Govts are just the ultimate monopoly business, your taxes are just the cost so find a different provider where possible if it can save money. The quality of service will be variable though, some will be better some will be worse as the Govt is heavily resourced in some areas but not others.

Its interesting concerns about data skewing or data bias will exist in the data sets, sure it can exist in the data sets, so perhaps being a minority in a country may not be the best place to be located in the world with some algorithms, due to genetic differences and the possibility of rare conditions not being spotted, but it also depends on the "remit" of the algorithm.

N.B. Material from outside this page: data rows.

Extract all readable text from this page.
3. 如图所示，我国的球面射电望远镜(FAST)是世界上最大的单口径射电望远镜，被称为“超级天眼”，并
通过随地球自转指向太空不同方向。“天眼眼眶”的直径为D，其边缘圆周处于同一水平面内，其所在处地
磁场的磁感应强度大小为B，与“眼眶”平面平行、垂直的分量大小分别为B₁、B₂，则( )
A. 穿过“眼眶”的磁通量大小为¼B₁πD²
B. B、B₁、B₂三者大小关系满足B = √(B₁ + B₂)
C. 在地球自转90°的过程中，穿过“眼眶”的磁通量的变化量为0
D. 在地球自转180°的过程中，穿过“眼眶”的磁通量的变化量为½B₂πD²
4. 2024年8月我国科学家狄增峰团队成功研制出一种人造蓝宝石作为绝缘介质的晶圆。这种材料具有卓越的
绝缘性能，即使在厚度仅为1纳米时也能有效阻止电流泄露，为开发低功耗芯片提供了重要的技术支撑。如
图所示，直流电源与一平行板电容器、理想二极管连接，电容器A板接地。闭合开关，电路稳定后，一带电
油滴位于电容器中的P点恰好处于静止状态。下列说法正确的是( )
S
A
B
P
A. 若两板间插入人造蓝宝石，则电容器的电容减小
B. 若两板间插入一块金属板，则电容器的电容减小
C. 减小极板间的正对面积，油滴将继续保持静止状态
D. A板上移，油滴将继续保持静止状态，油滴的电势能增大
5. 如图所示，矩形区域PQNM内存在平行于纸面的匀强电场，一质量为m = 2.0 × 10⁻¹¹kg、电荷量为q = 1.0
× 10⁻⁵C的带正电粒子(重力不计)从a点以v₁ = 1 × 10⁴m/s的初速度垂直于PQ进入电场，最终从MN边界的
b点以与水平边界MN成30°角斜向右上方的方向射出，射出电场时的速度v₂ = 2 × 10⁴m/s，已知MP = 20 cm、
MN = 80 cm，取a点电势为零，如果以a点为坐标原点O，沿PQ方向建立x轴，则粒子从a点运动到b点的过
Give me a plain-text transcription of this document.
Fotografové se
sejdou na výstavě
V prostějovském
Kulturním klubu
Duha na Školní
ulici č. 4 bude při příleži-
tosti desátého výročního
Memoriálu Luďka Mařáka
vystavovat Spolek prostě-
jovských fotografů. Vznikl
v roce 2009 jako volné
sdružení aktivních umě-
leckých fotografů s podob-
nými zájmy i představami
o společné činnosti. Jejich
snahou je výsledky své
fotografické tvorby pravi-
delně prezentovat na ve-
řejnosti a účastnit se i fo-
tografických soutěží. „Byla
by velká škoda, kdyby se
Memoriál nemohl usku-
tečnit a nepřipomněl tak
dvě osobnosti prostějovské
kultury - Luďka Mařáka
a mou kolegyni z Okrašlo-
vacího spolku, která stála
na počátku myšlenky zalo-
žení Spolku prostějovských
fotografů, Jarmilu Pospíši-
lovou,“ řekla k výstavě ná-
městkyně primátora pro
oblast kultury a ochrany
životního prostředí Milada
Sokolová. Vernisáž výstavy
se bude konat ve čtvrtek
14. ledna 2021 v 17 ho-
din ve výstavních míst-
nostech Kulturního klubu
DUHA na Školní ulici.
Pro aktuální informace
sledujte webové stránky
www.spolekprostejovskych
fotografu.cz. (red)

Most algo's will be performing important but boring tasks, like looking for 2d (xrays) or 3d (mri scans) pixel patterns to determine if someone has lung cancer or breast cancer, a highly boring but highly paid job. These algo's could be highly effective as there is no boredom, reduction in attention to detail to contend with, a way for the Govt to reduce medical negligence claims even if its just used for highlighting suspects for further human investigation and/or confirmation, so its a cost saving exercise in one way, whilst helping to direct money into areas of research which can further enhance our collective knowledge with a reduction in potential suffering.

However I cant help but be remind of this https://www.youtube.com/watch?v=zUQgthIs7pM

especially if the algo's and/or equipment sensors are not good enough compared to a human with greater intuition not yet included in the algo and/or data set.